I dodged. “If anybody’s pushing buttons, it’s me.”
“So push, already!”
“Fine. No point putting it off forever.” I looked at my list of options.
Air, obviously. Although it appeared on a row as well as a column, I didn’t have a button to make it react with itself. Maybe if I got a second unit of it? Or would I need a different Material with a column of its own? Another... Reactant?
Then Wood, Stone, Iron, Glass, and Plastic.

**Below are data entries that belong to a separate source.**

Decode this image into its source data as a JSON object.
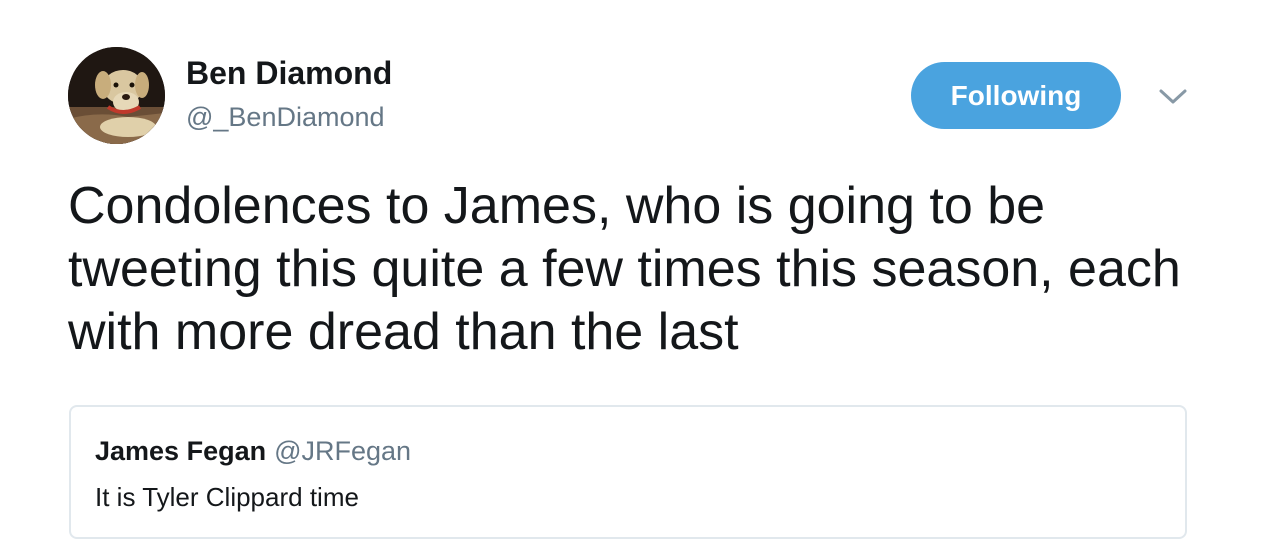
{
  "author": {
    "display_name": "Ben Diamond",
    "handle": "@_BenDiamond",
    "avatar_icon": "dog-avatar"
  },
  "follow_button": {
    "label": "Following",
    "color": "#4aa3df"
  },
  "menu_icon": "chevron-down-icon",
  "tweet": {
    "text": "Condolences to James, who is going to be tweeting this quite a few times this season, each with more dread than the last"
  },
  "quoted_tweet": {
    "display_name": "James Fegan",
    "handle": "@JRFegan",
    "text": "It is Tyler Clippard time"
  },
  "colors": {
    "text": "#14171a",
    "secondary_text": "#657786",
    "border": "#e1e8ed"
  }
}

Such a weird list. Glass was a simple molecule in an artificial structure. Plastic was complex and artificial. Wood was complex, too, maybe moreso, chemically, but natural. Biological. Stone was natural and covered a huge range of materials but most of them were simple. Iron was a single, simple molecule. Two of them had historical ages named after them. Even in games they rarely went together like this. What did they have in common? Why had Third Eye Productions chosen them?
I wasn’t going to figure it out this morning.
I picked Plastic because I’d found the least of it. If I used up my Air to make some kind of secondary resource or turned it into XP or Crystals or Tickets, I might get more by using a rarer base material. Besides, from the way the plastic tarp had blown in the fake wind, I had a hint Air could interact with it in Third Eye.
“Here goes,” I said.
Lena pumped her fists.
I jabbed my finger into the button where the column of Air intersected the row of Plastic.